Она прожила их бедной маленькой проституткой второго класса – как тот вагон, который привез ее: ирония судьбы, этот вагон. Она прожила их, бедная девочка, слишком опрятная и телом, и духом, слишком воспитанная, пожалуй, слишком образованная и, конечно, со слишком глубоко укоренившейся культурой, чтобы спуститься до самых низов, – но слишком скромная, слишком буржуазная, слишком домовитая, чтобы подняться до аристократии полусвета, в золоченый герб которой, за отсутствием подлинных геральдических знаков, непременно входят собственный особняк, собственный выезд и три ряда крупного жемчуга. Селия сделалась барышней Мулен-Руж и Фоли-Бержер. Она поселилась сначала на улице Калэ, потом на улице Москвы, сначала в меблированной комнате, потом со своей собственной обстановкой, после того как доброжелательная подруга убедила ее в том, что зеркальный шкаф в рассрочку стоит не так дорого, как за наличные деньги. И, наконец, в те дни, когда у нее хватало отваги, она решалась выйти из своего района и появиться у Максима и Аббе – но без ощутимого успеха: шум и толпа пугали ее и заставляли утрачивать то тихое спокойствие, в котором заключалась ее главная прелесть.

А впрочем, к чему волноваться, двигаться то туда, то сюда, переходить из одного бара в другой, менять одно кафе на другое? Разве мужчины всюду не одни и те же – грубые, зверские самцы, с той же наивностью и с тем же презрением и дерзостью обращающиеся с женщинами, которых они покупают, даже когда они делают вид, что хорошо к ним относятся? Разве не одинаковое осуждение окружает повсюду женщину полусвета, разве все не плюют на нее?
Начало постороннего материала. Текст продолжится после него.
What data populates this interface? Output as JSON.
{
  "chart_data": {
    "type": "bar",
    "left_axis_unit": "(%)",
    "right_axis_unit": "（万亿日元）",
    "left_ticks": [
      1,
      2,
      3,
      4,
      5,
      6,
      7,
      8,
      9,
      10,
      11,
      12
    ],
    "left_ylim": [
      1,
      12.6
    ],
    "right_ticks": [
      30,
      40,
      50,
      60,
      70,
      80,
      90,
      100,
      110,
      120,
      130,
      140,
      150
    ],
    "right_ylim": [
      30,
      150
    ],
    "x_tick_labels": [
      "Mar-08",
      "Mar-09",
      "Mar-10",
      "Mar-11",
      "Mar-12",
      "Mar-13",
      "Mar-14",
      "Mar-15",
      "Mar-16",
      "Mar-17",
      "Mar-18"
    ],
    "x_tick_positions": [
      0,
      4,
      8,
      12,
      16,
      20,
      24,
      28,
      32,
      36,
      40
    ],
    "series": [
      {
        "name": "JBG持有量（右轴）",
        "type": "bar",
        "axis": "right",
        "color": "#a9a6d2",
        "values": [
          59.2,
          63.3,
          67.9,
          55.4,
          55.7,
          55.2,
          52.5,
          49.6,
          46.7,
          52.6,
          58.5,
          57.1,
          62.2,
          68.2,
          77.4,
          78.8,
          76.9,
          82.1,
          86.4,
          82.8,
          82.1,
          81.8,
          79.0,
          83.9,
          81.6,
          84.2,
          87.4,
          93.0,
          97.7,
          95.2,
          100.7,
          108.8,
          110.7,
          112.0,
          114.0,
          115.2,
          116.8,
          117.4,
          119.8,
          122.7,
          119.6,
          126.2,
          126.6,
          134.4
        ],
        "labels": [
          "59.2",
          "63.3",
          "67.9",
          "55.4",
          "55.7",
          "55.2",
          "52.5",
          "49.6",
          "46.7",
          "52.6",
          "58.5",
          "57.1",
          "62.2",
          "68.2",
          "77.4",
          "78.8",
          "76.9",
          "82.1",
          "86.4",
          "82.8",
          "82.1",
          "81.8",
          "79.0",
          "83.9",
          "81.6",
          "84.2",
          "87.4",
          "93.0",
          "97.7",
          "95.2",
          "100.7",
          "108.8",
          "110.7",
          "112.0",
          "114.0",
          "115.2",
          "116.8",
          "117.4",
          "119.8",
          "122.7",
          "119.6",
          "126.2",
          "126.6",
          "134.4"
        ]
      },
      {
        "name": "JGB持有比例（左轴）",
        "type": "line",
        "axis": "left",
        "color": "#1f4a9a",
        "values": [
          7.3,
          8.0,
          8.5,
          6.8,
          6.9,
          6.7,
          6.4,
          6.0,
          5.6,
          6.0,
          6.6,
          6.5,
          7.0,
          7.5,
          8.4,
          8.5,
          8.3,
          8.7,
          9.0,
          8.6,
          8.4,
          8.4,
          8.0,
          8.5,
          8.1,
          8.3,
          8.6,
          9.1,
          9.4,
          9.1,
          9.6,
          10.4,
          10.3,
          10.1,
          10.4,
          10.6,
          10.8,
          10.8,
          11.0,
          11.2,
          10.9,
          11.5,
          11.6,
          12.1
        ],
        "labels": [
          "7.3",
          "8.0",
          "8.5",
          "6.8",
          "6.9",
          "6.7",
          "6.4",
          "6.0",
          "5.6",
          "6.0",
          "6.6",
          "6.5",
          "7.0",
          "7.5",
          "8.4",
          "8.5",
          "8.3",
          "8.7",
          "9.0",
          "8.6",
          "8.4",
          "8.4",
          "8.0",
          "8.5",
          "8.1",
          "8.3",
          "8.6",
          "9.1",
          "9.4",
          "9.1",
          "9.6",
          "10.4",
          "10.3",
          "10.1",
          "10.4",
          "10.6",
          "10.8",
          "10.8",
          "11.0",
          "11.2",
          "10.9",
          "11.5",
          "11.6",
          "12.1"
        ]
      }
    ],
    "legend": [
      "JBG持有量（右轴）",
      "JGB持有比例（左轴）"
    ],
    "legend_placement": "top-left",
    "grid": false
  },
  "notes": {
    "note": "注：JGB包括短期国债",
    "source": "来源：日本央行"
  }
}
Разве самые свободомыслящие из современных мыслителей, которые считают себя свободными от предрассудков, не хранят в глубине своих душ в совершенно неприкосновенном виде христианскую мораль, по которой позволяется и даже рекомендуется всякому человеку – как сильному, так и ученому – торговать силой своего мозга, рук и ног, но категорически запрещается тем, у кого нет ни сильных мускулов, ни серого вещества, отдавать и продавать ту единственную ценность, которой они действительно владеют, – свои поцелуи и свою нежность?

А все-таки действительно «честные» девушки – это совсем не те, которые обладают нежным сердцем и правдивой душой, и не те, которые свято блюдут свои клятвы, и не те, которые забывают о себе для других, и не те, которые воздают добром за зло, и не те, которые отдают свою жизнь для спасения других, а только те, кто, почувствовав, что они больше не могут жить в одиночестве, сами уведомляют об этом кого полагается в соответственном отделе мэрии и, когда им придет в голову блажь переменить своего жизненного спутника, немедленно ставят об этом в известность судью по бракоразводным делам.